Thanksgiving, Christmas, and New Years here were all wonderful but it hardly feels like real life when you're blazing through the holidays and the house rotates with guests. The celebrations were a sweet reprieve from reality, but they have since settled and so have I. I can't stuff myself busy for long before my INFJ kicks in and reminds me to slow waaaaaay down. Starting a 21 day fast with my church has helped create space to seek, gaze upon, and hear from God. There's clarity that didn't exist before the holidays, and guess what I see? I kind of hate it. I see pain. Like gum to the sole of a shoe, it clings to anything. I could probably ignore it awhile longer, but it'll keep sticking and eventually harden into a black, nasty blob. No one likes nasty gum blobs.

Dating at the tail-end of 2017 falls under the "Totally Unexpected" and "What Just Happened" categories. God so, so graciously allowed me to meet someone whose friendship changed me and whose compassion and grace I won't forget. It was sweet, joyful, and a whirlwind of a gift. Although laying aside the hopes of romance and handing over a good thing hurts, (and not what I wanted), I think the decision was right. There is a healthier version of Erika out there and while I understand I'll always be in process, I desperately want to stay focused on the path to healing God has placed me on.

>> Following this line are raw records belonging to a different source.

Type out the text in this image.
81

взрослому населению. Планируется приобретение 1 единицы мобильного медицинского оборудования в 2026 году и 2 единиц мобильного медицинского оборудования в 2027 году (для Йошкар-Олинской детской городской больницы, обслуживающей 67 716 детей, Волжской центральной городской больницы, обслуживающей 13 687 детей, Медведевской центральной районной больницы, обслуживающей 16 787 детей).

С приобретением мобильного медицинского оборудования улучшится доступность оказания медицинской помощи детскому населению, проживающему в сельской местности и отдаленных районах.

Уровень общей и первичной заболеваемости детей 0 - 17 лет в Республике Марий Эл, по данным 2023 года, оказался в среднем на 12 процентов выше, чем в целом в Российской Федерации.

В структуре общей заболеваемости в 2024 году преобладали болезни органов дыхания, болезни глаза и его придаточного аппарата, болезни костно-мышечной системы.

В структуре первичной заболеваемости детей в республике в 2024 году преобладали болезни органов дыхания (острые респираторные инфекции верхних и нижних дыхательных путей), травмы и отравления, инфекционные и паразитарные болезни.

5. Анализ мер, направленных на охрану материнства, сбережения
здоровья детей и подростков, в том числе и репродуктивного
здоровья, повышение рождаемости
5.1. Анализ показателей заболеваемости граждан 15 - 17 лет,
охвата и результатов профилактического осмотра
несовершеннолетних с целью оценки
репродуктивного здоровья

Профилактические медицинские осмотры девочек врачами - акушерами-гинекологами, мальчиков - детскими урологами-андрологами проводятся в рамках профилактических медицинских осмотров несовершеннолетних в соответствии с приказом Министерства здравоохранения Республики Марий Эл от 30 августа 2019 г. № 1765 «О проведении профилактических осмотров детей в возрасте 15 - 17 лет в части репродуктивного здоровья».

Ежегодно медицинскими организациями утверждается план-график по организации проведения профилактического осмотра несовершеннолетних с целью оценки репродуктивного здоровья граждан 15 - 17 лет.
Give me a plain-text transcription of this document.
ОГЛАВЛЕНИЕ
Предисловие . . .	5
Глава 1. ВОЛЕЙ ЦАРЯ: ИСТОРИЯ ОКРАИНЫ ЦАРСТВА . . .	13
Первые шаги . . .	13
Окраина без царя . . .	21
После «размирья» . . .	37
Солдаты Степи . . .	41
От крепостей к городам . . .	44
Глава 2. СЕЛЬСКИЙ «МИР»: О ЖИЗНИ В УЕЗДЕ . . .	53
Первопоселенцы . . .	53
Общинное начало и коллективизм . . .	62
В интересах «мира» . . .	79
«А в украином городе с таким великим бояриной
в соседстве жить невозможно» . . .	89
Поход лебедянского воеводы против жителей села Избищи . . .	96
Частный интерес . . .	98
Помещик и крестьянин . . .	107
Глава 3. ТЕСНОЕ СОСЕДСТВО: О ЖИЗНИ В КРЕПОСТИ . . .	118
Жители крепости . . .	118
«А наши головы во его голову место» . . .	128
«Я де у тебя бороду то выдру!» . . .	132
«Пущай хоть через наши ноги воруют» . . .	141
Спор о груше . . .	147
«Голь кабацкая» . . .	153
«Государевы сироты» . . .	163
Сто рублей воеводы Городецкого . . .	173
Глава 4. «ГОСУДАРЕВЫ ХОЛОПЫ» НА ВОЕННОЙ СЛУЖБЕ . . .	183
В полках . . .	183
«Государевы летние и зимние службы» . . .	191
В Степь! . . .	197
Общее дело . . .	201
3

My love will be truer, deeper, and freer because of it.

Jesus has been delivering me out of darkness and I know he will continue that work in 2018. It has taken time to familiarize myself with my current surroundings, but his nearness I know anywhere. If only I'd open my eyes! The walking trails across my street have become like a refuge—a place where I regularly retreat to. While I walk and pray, I imagine all my pain and adoration being hurled heavenward. It sounds violent, but it's a "I have nowhere else to turn but you" kind of way. He meets me in the woods and in the early mornings stuffed under three blankets and as I drive my rattling Camry through potholes and one-way streets and on Sundays as I stand among a transcultural group of believers where we, like King Jehoshaphat pray, "We do not know what to do, but our eyes are on you." He is the way to my healing and yours. I'm sure of it.